I attempted to stand up to go for a glass of water but my legs couldn’t move. I laid on the ground for a few minutes, feeling defeated and helpless just like the night before. I reached for the water besides my bed in hopes of eliminating the pain. Maybe dehydration was the problem, I just needed to drink more water and the stomach cramps would go away. Yeah sure!
“You need to stretch more, and maybe take it easy on your phone, you are always on it”
“Eat more,
Drink more water,
Get more sleep ”
I became hungry, always hungry. I assumed it was because I had to vomit every time I put something in my mouth. Since I had made an effort to eat more and make the Hunger go away. However, it never satisfied me. Eating, vomiting and resting became habitual, just like the stomach cramps.
I was eating right, perhaps even eating more than usual, but my weight was dropping at a rapid rate.

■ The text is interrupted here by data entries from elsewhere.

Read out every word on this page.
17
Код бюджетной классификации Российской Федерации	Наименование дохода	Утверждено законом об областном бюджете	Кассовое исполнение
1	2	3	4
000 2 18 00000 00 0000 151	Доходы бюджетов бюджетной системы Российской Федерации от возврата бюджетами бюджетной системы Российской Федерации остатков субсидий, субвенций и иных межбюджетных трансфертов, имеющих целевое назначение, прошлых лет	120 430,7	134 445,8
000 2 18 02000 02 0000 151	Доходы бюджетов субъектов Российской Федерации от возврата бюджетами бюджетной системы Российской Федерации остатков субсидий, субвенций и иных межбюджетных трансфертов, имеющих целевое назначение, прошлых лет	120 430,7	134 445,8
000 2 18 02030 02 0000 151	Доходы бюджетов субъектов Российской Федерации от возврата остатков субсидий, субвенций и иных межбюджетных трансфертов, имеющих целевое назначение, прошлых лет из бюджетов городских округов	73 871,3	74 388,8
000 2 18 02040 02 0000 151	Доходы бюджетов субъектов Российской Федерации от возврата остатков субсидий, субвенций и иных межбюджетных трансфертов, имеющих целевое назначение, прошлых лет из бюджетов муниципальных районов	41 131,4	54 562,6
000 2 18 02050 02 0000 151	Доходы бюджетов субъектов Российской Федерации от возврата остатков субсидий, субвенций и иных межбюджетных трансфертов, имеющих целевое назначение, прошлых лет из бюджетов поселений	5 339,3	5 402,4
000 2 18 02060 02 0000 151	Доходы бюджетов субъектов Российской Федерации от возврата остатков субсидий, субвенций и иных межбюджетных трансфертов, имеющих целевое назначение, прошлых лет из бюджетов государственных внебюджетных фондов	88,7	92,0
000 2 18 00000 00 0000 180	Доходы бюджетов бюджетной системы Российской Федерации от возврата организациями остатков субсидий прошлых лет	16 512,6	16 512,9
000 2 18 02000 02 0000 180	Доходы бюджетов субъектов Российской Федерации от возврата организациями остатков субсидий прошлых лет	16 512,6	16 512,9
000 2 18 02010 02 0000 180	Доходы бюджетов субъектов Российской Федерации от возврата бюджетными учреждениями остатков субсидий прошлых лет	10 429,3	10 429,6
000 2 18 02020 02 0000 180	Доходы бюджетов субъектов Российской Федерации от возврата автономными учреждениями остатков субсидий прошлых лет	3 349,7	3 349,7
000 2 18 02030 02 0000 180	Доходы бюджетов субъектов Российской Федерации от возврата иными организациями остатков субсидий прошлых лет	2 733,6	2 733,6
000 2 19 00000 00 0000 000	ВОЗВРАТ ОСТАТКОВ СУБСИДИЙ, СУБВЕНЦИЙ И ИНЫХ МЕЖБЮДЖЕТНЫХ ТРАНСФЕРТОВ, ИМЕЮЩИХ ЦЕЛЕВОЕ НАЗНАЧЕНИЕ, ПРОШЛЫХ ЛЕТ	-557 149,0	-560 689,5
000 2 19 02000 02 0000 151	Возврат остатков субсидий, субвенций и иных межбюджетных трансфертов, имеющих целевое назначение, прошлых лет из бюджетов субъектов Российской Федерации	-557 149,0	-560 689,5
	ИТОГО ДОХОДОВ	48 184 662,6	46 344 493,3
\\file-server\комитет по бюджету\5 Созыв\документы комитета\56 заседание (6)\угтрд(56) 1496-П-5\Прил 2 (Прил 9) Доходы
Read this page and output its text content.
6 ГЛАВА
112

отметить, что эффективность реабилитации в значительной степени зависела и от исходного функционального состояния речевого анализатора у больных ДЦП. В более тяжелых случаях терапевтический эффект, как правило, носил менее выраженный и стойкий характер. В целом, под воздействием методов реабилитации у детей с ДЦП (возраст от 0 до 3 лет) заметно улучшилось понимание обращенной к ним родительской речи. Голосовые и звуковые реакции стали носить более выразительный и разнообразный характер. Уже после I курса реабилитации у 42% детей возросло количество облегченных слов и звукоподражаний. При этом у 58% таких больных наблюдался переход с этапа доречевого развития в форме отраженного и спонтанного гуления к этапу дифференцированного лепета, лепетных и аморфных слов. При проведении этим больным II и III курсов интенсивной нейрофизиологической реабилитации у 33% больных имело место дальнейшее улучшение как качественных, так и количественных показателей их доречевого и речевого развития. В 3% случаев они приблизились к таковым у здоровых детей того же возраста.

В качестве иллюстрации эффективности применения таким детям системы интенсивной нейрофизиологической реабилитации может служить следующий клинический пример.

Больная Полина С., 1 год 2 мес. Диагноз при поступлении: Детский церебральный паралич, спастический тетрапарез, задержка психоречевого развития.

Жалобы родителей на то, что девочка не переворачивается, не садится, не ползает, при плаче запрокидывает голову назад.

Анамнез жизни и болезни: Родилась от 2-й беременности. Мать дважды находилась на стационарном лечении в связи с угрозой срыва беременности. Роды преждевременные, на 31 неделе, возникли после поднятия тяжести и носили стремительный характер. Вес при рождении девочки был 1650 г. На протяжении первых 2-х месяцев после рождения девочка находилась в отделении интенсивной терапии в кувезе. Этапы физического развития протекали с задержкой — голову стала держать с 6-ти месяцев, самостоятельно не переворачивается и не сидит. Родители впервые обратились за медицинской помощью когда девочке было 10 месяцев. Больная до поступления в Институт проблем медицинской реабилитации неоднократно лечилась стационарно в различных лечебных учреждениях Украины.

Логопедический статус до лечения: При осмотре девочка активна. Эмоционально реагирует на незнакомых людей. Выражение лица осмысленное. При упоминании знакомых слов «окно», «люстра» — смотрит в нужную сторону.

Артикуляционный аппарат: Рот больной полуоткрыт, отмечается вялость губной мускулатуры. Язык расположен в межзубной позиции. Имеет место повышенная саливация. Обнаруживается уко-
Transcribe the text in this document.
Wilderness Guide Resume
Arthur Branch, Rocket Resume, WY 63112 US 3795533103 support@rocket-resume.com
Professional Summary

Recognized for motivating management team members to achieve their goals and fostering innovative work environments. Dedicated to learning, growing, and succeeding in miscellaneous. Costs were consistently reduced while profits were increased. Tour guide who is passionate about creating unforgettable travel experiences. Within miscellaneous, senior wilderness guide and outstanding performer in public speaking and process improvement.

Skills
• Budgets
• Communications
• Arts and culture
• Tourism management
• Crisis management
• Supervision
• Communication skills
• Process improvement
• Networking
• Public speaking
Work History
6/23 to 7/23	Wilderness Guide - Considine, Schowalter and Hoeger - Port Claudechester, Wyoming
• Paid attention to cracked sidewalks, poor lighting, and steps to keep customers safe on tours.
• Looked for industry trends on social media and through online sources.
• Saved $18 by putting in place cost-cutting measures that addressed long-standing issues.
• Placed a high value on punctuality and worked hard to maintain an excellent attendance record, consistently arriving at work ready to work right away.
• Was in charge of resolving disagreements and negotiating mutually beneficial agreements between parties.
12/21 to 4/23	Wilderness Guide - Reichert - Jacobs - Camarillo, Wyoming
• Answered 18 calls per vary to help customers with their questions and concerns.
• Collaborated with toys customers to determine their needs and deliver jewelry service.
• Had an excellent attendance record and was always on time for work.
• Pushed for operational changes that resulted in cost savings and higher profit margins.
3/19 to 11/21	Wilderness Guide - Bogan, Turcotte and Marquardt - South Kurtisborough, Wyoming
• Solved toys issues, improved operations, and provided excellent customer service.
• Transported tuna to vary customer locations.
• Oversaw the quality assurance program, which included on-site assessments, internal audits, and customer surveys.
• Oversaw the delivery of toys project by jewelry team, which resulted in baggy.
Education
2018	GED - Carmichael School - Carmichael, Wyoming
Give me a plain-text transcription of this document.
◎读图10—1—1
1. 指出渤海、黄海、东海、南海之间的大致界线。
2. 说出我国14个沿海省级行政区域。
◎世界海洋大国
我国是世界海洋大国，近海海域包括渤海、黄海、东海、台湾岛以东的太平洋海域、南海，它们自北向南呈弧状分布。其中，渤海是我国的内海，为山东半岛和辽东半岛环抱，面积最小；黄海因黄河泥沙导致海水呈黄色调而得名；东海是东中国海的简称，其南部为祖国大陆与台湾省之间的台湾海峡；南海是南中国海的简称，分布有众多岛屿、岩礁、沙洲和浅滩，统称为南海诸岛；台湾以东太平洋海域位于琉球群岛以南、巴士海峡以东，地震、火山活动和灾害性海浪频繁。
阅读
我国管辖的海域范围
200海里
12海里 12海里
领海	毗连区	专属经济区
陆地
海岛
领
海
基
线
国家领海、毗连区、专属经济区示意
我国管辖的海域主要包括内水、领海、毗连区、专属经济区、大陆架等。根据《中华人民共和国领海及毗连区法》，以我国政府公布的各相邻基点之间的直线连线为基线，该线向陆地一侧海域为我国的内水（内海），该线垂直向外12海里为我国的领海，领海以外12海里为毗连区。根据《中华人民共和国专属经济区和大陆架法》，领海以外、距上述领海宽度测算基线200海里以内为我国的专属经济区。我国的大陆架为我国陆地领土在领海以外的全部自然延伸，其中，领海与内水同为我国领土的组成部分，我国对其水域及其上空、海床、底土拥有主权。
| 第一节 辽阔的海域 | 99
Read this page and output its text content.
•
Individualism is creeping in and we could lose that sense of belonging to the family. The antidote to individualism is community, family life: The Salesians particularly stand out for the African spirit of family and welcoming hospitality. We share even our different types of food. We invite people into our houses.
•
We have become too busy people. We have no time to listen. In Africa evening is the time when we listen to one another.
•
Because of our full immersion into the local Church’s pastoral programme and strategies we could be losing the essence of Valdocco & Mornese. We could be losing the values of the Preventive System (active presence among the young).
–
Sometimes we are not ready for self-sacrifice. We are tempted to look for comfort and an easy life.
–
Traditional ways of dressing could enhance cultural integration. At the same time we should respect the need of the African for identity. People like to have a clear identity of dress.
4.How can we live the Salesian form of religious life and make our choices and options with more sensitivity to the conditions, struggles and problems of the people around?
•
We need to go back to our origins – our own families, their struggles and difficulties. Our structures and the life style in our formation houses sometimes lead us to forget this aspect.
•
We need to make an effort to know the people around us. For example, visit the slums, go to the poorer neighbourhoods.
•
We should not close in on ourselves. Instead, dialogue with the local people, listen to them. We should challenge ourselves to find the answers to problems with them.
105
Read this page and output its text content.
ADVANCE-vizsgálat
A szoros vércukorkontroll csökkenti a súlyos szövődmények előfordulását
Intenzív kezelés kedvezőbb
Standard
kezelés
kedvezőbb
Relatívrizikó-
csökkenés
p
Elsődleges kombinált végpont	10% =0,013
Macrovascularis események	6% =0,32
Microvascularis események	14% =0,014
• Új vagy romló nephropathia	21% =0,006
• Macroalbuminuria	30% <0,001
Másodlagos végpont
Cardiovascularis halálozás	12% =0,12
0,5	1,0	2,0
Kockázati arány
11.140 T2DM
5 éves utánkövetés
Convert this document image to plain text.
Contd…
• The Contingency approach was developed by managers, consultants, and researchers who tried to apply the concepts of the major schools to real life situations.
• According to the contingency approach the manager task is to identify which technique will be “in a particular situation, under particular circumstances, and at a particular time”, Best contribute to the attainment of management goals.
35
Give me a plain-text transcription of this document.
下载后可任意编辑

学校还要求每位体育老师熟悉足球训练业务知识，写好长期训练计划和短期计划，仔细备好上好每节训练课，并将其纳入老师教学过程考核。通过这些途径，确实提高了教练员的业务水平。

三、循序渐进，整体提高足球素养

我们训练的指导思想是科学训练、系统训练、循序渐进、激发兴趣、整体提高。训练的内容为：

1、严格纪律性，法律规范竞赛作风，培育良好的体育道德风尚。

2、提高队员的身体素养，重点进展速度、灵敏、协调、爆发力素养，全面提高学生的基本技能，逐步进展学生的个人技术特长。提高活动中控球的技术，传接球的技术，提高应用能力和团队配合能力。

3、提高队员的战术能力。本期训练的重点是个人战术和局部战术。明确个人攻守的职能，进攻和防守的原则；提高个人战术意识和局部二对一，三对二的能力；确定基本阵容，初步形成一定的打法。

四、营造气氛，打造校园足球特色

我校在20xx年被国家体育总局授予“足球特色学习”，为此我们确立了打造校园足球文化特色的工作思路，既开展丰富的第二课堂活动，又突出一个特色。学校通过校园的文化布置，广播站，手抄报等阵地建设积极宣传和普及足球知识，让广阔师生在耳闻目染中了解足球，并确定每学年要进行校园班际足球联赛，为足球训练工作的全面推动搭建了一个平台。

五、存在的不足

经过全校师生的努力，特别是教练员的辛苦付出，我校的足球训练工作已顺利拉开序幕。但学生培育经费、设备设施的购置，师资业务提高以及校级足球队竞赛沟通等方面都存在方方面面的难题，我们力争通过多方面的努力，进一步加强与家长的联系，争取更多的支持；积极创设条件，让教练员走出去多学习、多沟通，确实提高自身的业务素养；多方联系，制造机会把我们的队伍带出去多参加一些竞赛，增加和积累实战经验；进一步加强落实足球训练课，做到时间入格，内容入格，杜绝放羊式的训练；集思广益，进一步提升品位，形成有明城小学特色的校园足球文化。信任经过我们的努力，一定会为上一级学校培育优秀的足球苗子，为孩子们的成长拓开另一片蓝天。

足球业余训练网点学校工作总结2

At first, it felt good. “I’m more active now”, I told myself. Constantly walking, always on my feet. This is great.
Right.
The more weight I lost the weaker I felt. Spinning classes were no longer enjoyable, they were fight to push through. A 10pound weight was no longer something I lifted with ease, my arm would shake as I attempted to pick it up.
The legs that could once run half a marathon could hardly push through an 11 minute mile.
“Drink more,
Eat more,
Sleep more”
My body was telling me to do all these things, but I simply couldn’t. A gallon of water was hardly satisfying, neither was a giant slice of pizza. Walking was no longer enjoyable, it took too much energy out of me. I was growing increasingly irritable with people, anxiety became an integral part of my daily life.
For about a month, I accepted discomfort as a norm. “Eventually I would feel better. This was just a weird phase” I told myself.